Es gibt Menschen, die behaupten, sie bekommen von weit entfernten Erdbeben Zuckungen, empfinden die Gefühle Anderer oder spüren die Energien der Erde.
Hannah Ewens
London, GB

In jüngeren Jahren hatte die 29-jährige Siobhan aus Las Vegas häufig Schmerzen, die sie sich nicht erklären konnte. Ärzte diagnostizierten Depressionen und Angstzustände. Regelmäßig suchten sie schreckliche Panikattacken heim. Ihre Stimmungsschwankungen waren so extrem, dass ein Arzt dachte, sie habe eine bipolare Störung.
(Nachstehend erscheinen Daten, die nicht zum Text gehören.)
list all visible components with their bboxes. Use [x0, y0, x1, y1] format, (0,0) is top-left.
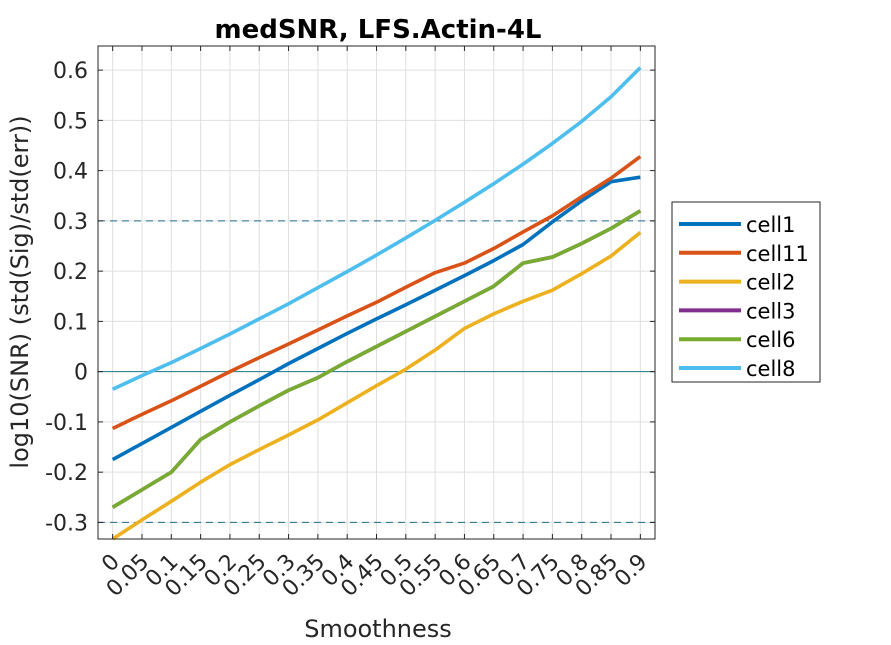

Doch Siobhan war sich sicher, dass es mehr als nur eine psychische Krankheit war—es hatte mit anderen Menschen zu tun. "Wenn mir plötzlich der Nacken oder die Schulter wehtat, wusste ich, dass sich jemand gestresst fühlt. Ich hörte mich um, bis mir jemand sagte, dass er sich furchtbar fühlte. Bei meinem Mann wusste ich auch immer, wenn ihn etwas belastete." Aber kann das eine nicht Zufall sein und das andere in einer Beziehung nicht ganz normal?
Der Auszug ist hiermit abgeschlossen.